- Directed by: Nick Morris
- Based on: Les Misérables by Alain Boublil; Claude-Michel Schönberg; ; Les Misérables by Victor Hugo;
- Produced by: Dione Orrom
- Starring: Alfie Boe Michael Ball Carrie Hope Fletcher Matt Lucas Katy Secombe Rob Houchen Lily Kerhoas Shan Ako Bradley Jaden Earl Carpenter
- Edited by: Tim Thompsett
- Music by: Claude-Michel Schönberg
- Production company: Cameron Mackintosh Ltd.
- Distributed by: Universal Pictures
- Release date: 2 December 2019;
- Running time: 145 minutes 165 minutes (including encore)
- Country: United Kingdom
- Language: English

= Les Misérables: The Staged Concert =

Film

Les Misérables: The Staged Concert is a 2019 British live stage recording of the 1980 musical Les Misérables, itself an adaptation of Victor Hugo's 1862 novel, filmed at the Gielgud Theatre in London's West End on 2 December 2019, and broadcast live to UK and Irish cinemas. Starring Michael Ball, Alfie Boe, Carrie Hope Fletcher and Matt Lucas, it was the final performance of the stage production Les Misérables: The All-Star Staged Concert, which ran for four months from 10 August.
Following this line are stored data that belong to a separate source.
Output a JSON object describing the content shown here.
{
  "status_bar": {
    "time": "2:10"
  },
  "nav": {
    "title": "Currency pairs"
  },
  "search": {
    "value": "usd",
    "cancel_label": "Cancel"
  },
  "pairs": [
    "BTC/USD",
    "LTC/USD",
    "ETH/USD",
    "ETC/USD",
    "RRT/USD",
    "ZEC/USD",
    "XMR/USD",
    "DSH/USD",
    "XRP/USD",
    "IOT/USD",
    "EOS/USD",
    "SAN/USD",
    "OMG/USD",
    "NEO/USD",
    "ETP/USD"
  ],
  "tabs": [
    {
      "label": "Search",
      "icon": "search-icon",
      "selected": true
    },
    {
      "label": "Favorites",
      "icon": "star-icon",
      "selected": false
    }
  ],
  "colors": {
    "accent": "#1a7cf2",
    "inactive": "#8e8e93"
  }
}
The album was nominated for the Grammy Award for Best Musical Theater Album at the 64th Annual Grammy Awards.

==Background==

Queen's Theatre, which had hosted Les Misérables since 2004, closed for refurbishment in July 2019, and the show moved to the adjacent Gielgud Theatre for four months, allowing its record breaking run to continue. During its stay at the Gielgud, Les Misérables took the form of an all-star staged concert and ran for 16 weeks between 10 August and 30 November. The show returned to Queen's (now renamed the Sondheim Theatre) with a new production in December.

==The Staged Concert==

Due to the success of the production, producer Cameron Mackintosh added an extra performance on 2 December 2019 which was broadcast live to cinemas across the UK and Republic of Ireland, and released in North America on 8 December.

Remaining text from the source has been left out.